The transition of the virtual branch office server environment to Azure has provided several benefits, including gains for CSEO and for the end users. These benefits include:

  • Reduced management complexity and cost. Consolidating our services in Azure removed a large amount of complexity from our management processes. We reduced our VM count in Azure to approximately 20 percent of the virtual machines we had used in the virtual branch office server configuration. Troubleshooting issues and maintaining updates are easier, and we use Azure Monitor alerts to stay aware of the overall system state.
  • Increased agility, performance, and scalability. In Azure, we can take advantage of the platform’s agility and scalability. Azure VMs provide a much more agile environment for updating, deployment, and disaster recovery than virtual branch-office servers.

Best practices

During the migration process, we established several best practices early in the migration that helped us improve processes for the larger migration scenarios that occurred later in the migration. These best practices include:

  • Build for the cloud. Take advantage of the scalability of Azure VMs and choose the most effective SKUs. Provisioning in the cloud is a dynamic, fluid process, and managing SKUs for efficiency helps ensure adequate performance and increased cost-effectiveness.
  • Plan for traffic-flow changes. Hosting services in the cloud brings requires a different pattern and flow of network traffic. Involve network support to build network changes together. Ensure adequate traffic flow and proper network segmentation.
  • Involve local IT and support teams. We involved our IT and support teams in the branch-office locations to provide the best support for our users and ensure that we understood the nuances of the branch office server environment in each location. These teams helped us gather user feedback and identify potential usability issues. Early IT engagement and support created a better migration experience for users, local support teams, and the team implementing the migration.
  • Implement change-management controls.

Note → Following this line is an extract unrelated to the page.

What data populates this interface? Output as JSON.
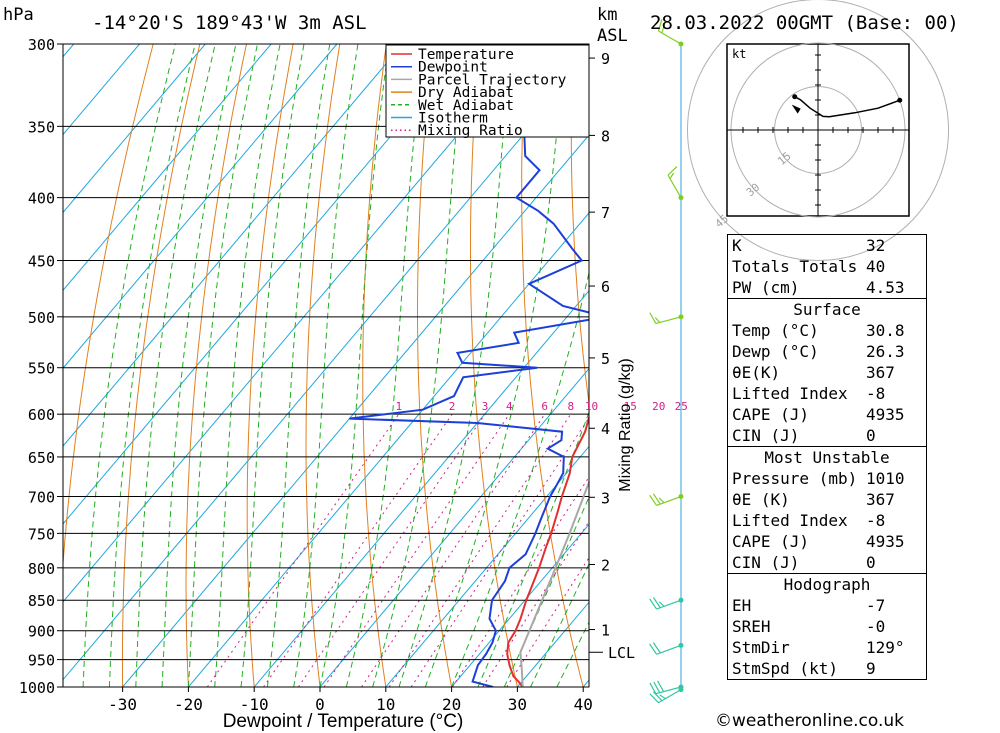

Any time that infrastructure changes affect the business and the user, change-management controls should be used to minimize miscommunication and ensure services continuity throughout the migration.

Conclusion

Microsoft Core Services Engineering and Operations (CSEO) migrated branch-office services to Microsoft Azure from more than 200 physical servers hosting more than 1,400 virtual machines in 86 countries and regions. The migration enabled CSEO to decommission 95 percent of the physical servers and align the branch-office infrastructure with the rest of the organization. The new cloud-based services have created a more robust and internet-friendly environment for branch-office employees, thus creating new ways to work in remote locations and maintaining connectivity to the rest of the organization.